Should methods be “pre-registered”?

According to Brandon Nyhan at Dartmouth, well yes indeed they should.
Specifically:

“Under this approach, researchers would formally specify theoretical expectations, research design, and analysis plan before conducting a study. The act of committing to a set of predictions and hypothesis tests allows readers to better separate confirmatory from exploratory analyses and prevents scholars from Hypothesizing After Results are Known (HARKing). Researchers can of course still present analyses that were selected after examining the data in this framework, but they must disclose which results were not predicted in advance.”

The interviewer (associate professor Dan Hopkins from Georgetown) then replies something along the lines of “basically, you want researchers to do..what they do.”
But Nyhan says there is an even better way to approach the problem:

“I think a better approach is to offer a publishing option in which journals would consider accepting some articles in principle before the results were known based on peer review of the design and analysis plan.

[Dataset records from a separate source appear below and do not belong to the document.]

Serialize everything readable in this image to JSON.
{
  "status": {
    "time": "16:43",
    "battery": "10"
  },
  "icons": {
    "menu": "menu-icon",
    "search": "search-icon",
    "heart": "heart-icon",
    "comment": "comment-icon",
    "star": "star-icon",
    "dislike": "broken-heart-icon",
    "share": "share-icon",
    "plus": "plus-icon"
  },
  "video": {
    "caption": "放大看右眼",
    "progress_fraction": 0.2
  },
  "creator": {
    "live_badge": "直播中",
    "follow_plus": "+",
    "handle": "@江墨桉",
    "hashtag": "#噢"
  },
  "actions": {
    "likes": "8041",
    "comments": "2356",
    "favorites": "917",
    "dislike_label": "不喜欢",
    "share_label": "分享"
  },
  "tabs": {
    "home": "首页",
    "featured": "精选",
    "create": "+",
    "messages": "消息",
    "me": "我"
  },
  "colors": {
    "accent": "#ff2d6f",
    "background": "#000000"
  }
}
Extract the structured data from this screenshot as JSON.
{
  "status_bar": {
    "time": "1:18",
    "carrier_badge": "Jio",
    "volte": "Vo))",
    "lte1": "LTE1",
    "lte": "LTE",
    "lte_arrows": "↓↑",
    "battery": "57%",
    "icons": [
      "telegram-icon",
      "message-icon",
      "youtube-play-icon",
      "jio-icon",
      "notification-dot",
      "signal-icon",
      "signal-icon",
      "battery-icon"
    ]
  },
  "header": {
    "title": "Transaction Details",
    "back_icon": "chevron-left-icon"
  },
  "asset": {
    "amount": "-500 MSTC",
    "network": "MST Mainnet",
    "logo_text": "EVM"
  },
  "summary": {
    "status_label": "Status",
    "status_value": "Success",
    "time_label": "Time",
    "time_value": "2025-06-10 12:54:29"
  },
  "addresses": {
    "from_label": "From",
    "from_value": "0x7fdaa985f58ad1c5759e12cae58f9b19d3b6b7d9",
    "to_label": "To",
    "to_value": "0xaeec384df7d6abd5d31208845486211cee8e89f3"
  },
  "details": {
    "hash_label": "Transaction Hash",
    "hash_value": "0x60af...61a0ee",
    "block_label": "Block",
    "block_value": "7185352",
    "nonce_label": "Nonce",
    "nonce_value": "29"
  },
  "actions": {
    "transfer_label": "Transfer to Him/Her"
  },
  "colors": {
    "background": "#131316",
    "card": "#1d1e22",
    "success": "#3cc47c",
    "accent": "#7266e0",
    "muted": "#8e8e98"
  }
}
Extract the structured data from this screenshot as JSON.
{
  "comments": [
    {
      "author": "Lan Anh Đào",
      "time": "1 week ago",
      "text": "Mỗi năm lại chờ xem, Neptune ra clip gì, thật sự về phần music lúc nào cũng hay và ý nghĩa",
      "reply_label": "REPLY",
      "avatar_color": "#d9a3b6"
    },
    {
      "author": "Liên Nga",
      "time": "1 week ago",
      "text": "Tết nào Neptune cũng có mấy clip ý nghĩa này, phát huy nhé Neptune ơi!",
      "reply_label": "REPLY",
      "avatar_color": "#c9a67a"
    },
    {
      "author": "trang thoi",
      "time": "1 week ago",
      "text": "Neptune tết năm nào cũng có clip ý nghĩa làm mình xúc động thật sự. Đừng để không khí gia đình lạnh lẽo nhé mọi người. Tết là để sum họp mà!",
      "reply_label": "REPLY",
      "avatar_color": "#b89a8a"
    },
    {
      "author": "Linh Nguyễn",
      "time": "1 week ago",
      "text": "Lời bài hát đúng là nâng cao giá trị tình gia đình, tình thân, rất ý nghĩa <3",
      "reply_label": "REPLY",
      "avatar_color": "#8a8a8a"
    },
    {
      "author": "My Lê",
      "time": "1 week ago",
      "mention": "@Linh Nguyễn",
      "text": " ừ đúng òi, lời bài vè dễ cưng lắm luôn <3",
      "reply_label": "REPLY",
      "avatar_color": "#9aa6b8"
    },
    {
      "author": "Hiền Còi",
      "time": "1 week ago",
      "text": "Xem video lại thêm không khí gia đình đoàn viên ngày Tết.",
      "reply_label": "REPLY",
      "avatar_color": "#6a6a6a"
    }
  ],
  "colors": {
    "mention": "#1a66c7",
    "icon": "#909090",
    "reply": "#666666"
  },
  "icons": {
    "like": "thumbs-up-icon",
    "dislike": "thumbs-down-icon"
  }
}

Such an approach, which has been formalized by the Registered Reports movement (of which I am a part), would better align author and journal incentives with our goals as scientists.”

Prof Hopkins then suggests that research costs are getting very expensive and wonders how pre-registration would affect that, and Nyhan replies:

“;;it’s easier than ever to mine experimental data from low-cost sources like Mechanical Turk where these constraints are much less likely to be binding.”

It is an interesting article and an idea worth considering, although somewhat problematic to request already-overworked good Peer Reviewers to review the methods (although this is basically my favorite part of a study). It also makes me wonder what is to stop someone from doing a study and THEN pre-registering the most interesting hypotheses that they get from playing with the data.